Die Notenbank geht nach der Anfang März erstellten Vorhersage in
diesem Jahr von einer etwas geringeren Inflation und einem stärkeren
Wirtschaftswachstum in der Eurozone aus als vor drei Monaten. Sie
rechnet 2023 im Schnitt mit einer Inflationsrate von 5,3 Prozent im
gemeinsamen Währungsraum der inzwischen 20 Mitglieder (Dezember: 6,3
Prozent). Die Wirtschaft soll um 1,0 Prozent wachsen und damit
stärker als die im Dezember noch vorhergesagten 0,5 Prozent.

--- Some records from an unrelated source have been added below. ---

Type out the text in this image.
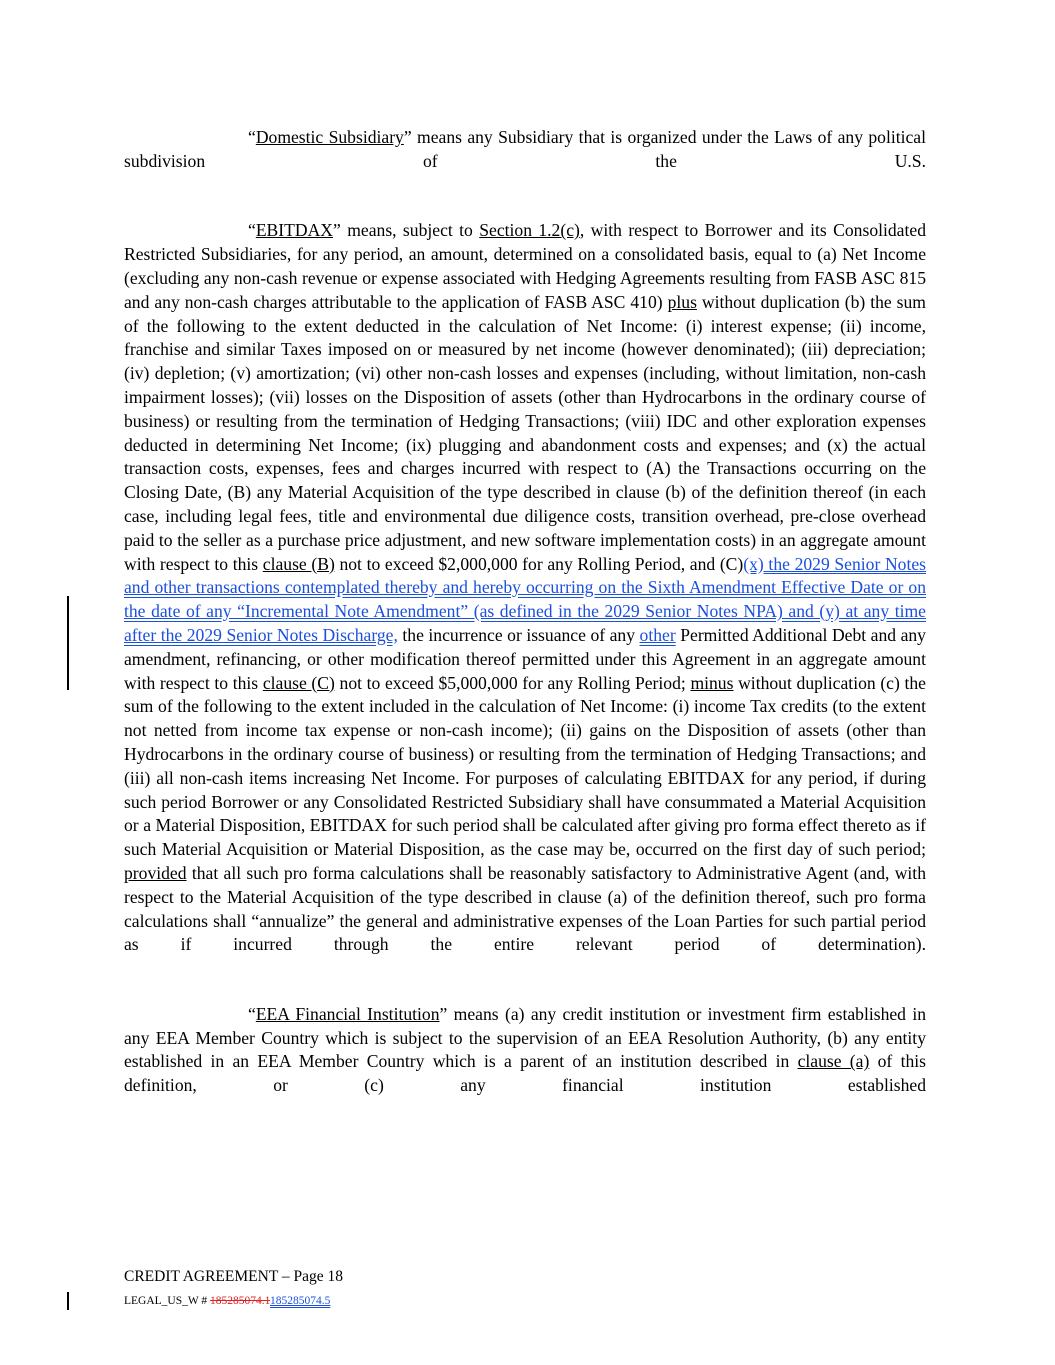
“Domestic Subsidiary” means any Subsidiary that is organized under the Laws of any political subdivision of the U.S.

“EBITDAX” means, subject to Section 1.2(c), with respect to Borrower and its Consolidated Restricted Subsidiaries, for any period, an amount, determined on a consolidated basis, equal to (a) Net Income (excluding any non-cash revenue or expense associated with Hedging Agreements resulting from FASB ASC 815 and any non-cash charges attributable to the application of FASB ASC 410) plus without duplication (b) the sum of the following to the extent deducted in the calculation of Net Income: (i) interest expense; (ii) income, franchise and similar Taxes imposed on or measured by net income (however denominated); (iii) depreciation; (iv) depletion; (v) amortization; (vi) other non-cash losses and expenses (including, without limitation, non-cash impairment losses); (vii) losses on the Disposition of assets (other than Hydrocarbons in the ordinary course of business) or resulting from the termination of Hedging Transactions; (viii) IDC and other exploration expenses deducted in determining Net Income; (ix) plugging and abandonment costs and expenses; and (x) the actual transaction costs, expenses, fees and charges incurred with respect to (A) the Transactions occurring on the Closing Date, (B) any Material Acquisition of the type described in clause (b) of the definition thereof (in each case, including legal fees, title and environmental due diligence costs, transition overhead, pre-close overhead paid to the seller as a purchase price adjustment, and new software implementation costs) in an aggregate amount with respect to this clause (B) not to exceed $2,000,000 for any Rolling Period, and (C)(x) the 2029 Senior Notes and other transactions contemplated thereby and hereby occurring on the Sixth Amendment Effective Date or on the date of any “Incremental Note Amendment” (as defined in the 2029 Senior Notes NPA) and (y) at any time after the 2029 Senior Notes Discharge, the incurrence or issuance of any other Permitted Additional Debt and any amendment, refinancing, or other modification thereof permitted under this Agreement in an aggregate amount with respect to this clause (C) not to exceed $5,000,000 for any Rolling Period; minus without duplication (c) the sum of the following to the extent included in the calculation of Net Income: (i) income Tax credits (to the extent not netted from income tax expense or non-cash income); (ii) gains on the Disposition of assets (other than Hydrocarbons in the ordinary course of business) or resulting from the termination of Hedging Transactions; and (iii) all non-cash items increasing Net Income. For purposes of calculating EBITDAX for any period, if during such period Borrower or any Consolidated Restricted Subsidiary shall have consummated a Material Acquisition or a Material Disposition, EBITDAX for such period shall be calculated after giving pro forma effect thereto as if such Material Acquisition or Material Disposition, as the case may be, occurred on the first day of such period; provided that all such pro forma calculations shall be reasonably satisfactory to Administrative Agent (and, with respect to the Material Acquisition of the type described in clause (a) of the definition thereof, such pro forma calculations shall “annualize” the general and administrative expenses of the Loan Parties for such partial period as if incurred through the entire relevant period of determination).

“EEA Financial Institution” means (a) any credit institution or investment firm established in any EEA Member Country which is subject to the supervision of an EEA Resolution Authority, (b) any entity established in an EEA Member Country which is a parent of an institution described in clause (a) of this definition, or (c) any financial institution established

CREDIT AGREEMENT – Page 18
LEGAL_US_W # 185285074.1185285074.5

Höhere Teuerungsraten schmälern die Kaufkraft von Verbraucherinnen
und Verbrauchern, sie können sich für einen Euro weniger leisten.
Steigende Zinsen können hohen Teuerungsraten entgegenwirken, weil
sich Kredite verteuern und das die Nachfrage bremst. Stark steigende
Zinsen können allerdings Banken unter Druck setzen, wie sich jüngst
am Kollaps der Silicon Valley Bank in den USA zeigte.

Experten halten eine weltweite Finanzkrise wie nach dem Zusammenbruch
der Lehman-Bank aber bislang für unwahrscheinlich. Nach Einschätzung
des Hauptgeschäftsführers des Deutschen Industrie- und
Handelskammertages (DIHK) Martin Wansleben, zeigt die jüngste
Zinserhöhung, «dass die EZB die Risiken für die Finanzstabilität f
ür
überschaubar hält».

Der sogenannte Einlagensatz, den Kreditinstitute erhalten, wenn sie
Geld bei der EZB parken, steigt nach der Entscheidung des EZB-Rates
vom Donnerstag auf 3,00 Prozent. Seit der Kursänderung der EZB im
Juli profitieren Sparer von steigenden Zinsen für Tages- und
Festgeld. Allerdings mindert die hohe Inflation die Erträge.